On April 3, 2009 the Ontario Superior Court of Justice granted an interlocutory injunction in favour of the plaintiff John Voortman & Associates Ltd. ("Voortman") against the defendants the Haudenosaunee Confederacy Chiefs Council and the Haudenosaunee Men’s Fire of the Grand River ("HMF") restraining them from entering the plaintiff’s property and from obstructing the property’s development.1
Voortman purchased the property in Hagersville, Ontario in 2001, with its title tracing back to the Crown patents of 1849 and 1850. The property is 6 acres on which Voortman intends to build 46 townhomes. Henderson J. noted that there are no "woodlands, rivers, streams, or bodies of water" situated on the property.2
In early October 2008, a group of 8 to 10 aboriginal persons (the HMF) began protesting at the property’s construction site as it was being cleared for development, they interfered with and prevented construction from occurring and advised Voortman that the property was "aboriginal land" and that the protests would continue until construction ceased.3 On the same date, Ontario Provincial Police ("OPP") were at the construction site but refused to remove the aboriginal protestors from the property unless a court order required such removal.4 As a result of the protests, construction ceased at the property until early December 2008 after Voortman received a letter from the Six Nations Council (the elected government of the Six Nations First Nation) stating that they did not condone the activities of the HMF or the Haudenosaunee Development Institute.5 Soon thereafter, another incident involving 8 to 10 aboriginal protestors occurred at the property. Between this protest and a subsequent meeting with the Haudenosaunee, it became clear that the protestors would continue to occupy the property and obstruct construction and development of the site.6
Henderson J. summarized the HMF’s claims as (a) the Six Nations assert that they have a legal claim to the property, (b) Voortman does not possess legal title to the property, and (c) the Court does not possess the jurisdiction to impose injunctive relief because the Crown has not consulted with the HMF and the Haudenosaunee regarding the property. Henderson J. dealt with each of these issues.

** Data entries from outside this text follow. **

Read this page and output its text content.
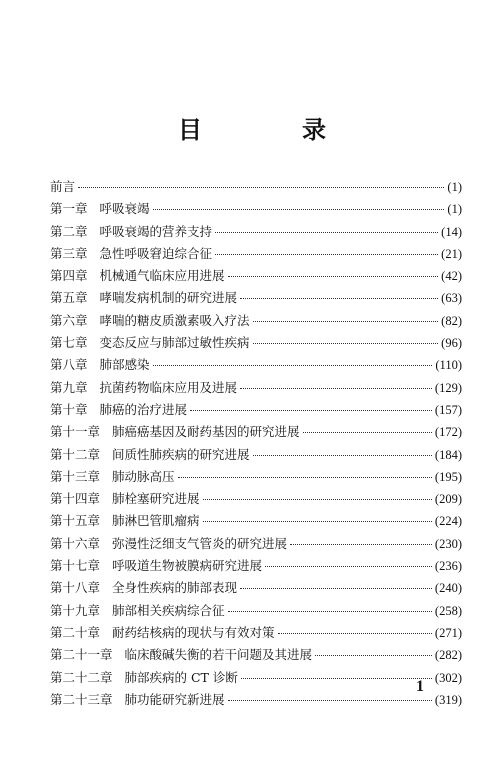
目　录
前言	(1)
第一章 呼吸衰竭	(1)
第二章 呼吸衰竭的营养支持	(14)
第三章 急性呼吸窘迫综合征	(21)
第四章 机械通气临床应用进展	(42)
第五章 哮喘发病机制的研究进展	(63)
第六章 哮喘的糖皮质激素吸入疗法	(82)
第七章 变态反应与肺部过敏性疾病	(96)
第八章 肺部感染	(110)
第九章 抗菌药物临床应用及进展	(129)
第十章 肺癌的治疗进展	(157)
第十一章 肺癌癌基因及耐药基因的研究进展	(172)
第十二章 间质性肺疾病的研究进展	(184)
第十三章 肺动脉高压	(195)
第十四章 肺栓塞研究进展	(209)
第十五章 肺淋巴管肌瘤病	(224)
第十六章 弥漫性泛细支气管炎的研究进展	(230)
第十七章 呼吸道生物被膜病研究进展	(236)
第十八章 全身性疾病的肺部表现	(240)
第十九章 肺部相关疾病综合征	(258)
第二十章 耐药结核病的现状与有效对策	(271)
第二十一章 临床酸碱失衡的若干问题及其进展	(282)
第二十二章 肺部疾病的 CT 诊断	(302)
第二十三章 肺功能研究新进展	(319)
1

On the issue the Six Nations’ claim to the property, the Court cited the 1974 Ontario Court of Appeal decision of Isaac v. Davey7 which held that the Haldimand Proclamation and Simcoe’s Patent did not vest title in the lands to the Six Nations.8 Henderson J. concluded this part of his analysis by stating "I find that there is no merit to the suggestion that the Six Nations people have a right of ownership of the property" and that the appropriate remedy, in the case of a successful claim, would likely be compensation from the Crown.9
On the issue of whether Voortman had a valid property claim, Henderson J. noted that Voortman has a strong case that it is the legal owner of the property and entitled to all the rights associated with such ownership and that even if the Six Nations’ claim was successful it would not result in any change of the "registered ownership of the property".10
Finally, on the issue of consultation, the Court found that the Crown had a duty to consult the Six Nations Council. The Court held that the Crown adequately consulted with the Six Nations Council and the Six Nations Chiefs, but had no obligation to consult with the HMF, given that the Court had not received "any cogent explanation of the relationship between the HMF and the Six Nations Chiefs or Council."11 Henderson J. also stated that the consultation in this case was at the low end of the spectrum and that the duty to consult required a notification of the proposed sub-division and listen to, but not necessarily agree with, the Six Nations Council’s concerns.12
The Court found that Voortman established that a serious question that needed to be tried given that the actions of the HMF amounted to both criminal and civil misconduct by interfering with Voortman’s property rights and characterized their conduct as nuisance, trespass, extortion, intimidation and inducing breach of contract.13 The Court held that the issues of irreparable harm and balance of convenience favour Voortman (thereby meeting the test required for the granting of injunctive relief).14
Henderson J. ended his reasons by providing a brief discussion on the rule of law and its applicability to aboriginal peoples. He wrote:
All people in Canada are governed by the rule of law [...] That is, all people in Canada are required to obey the law. As a corollary, all people in Canada are entitled to know that every other person in Canada will be required to obey the law. If any person in Canada does not obey the law, the courts will enforce the law. In that way the public has some assurance that they can live in peace without fear of those who might choose to disobey the law.
In the present case the representatives of the HMF delivered a message to this court that they did not accept the court process. Moreover, there was a veiled threat that if an injunction were to issue the HMF would have no choice but to continue their tactics of intimidation and criminal and civil disobedience. That threat does not alter or affect my decision today. [...]
The rule of law means that the HMF will be required to obey any court order, just as any person in Canada would be required to obey a court order. The assertion of an aboriginal right does not permit any person, aboriginal or otherwise, to break the law.15
The Court concluded by issuing an interlocutory injunction restraining the defendants from entering and from obstructing the development of the property. A declaration was also made the Voortman has title to, and is the owner of, the property. Henderson J. stated that the order will be enforced by the Sheriff, with the assistance of the OPP and that Voortman or its designates can use reasonable force to prevent trespass on the property or remove any person from the property.16
This decisions affirms a number of other judicial decisions which stand for the proposition that private property owners are generally entitled to the quiet enjoyment of their property in the face of aboriginal claims to such property and that in the face of successful claims to such private property the likely remedy is not against the private property owner but rather against the Crown in the form of compensation.17
Also noteworthy from this decision is the Court’s discussion regarding the applicability of the rule of law to disputes involving aboriginal peoples and the application of the standard test regarding the imposition of injunctive relief.
Finally, the decision confirms in this case given the evidence, that the elected band councils and the traditional Chiefs, and not the HMF, were the appropriate parties for consultation purposes.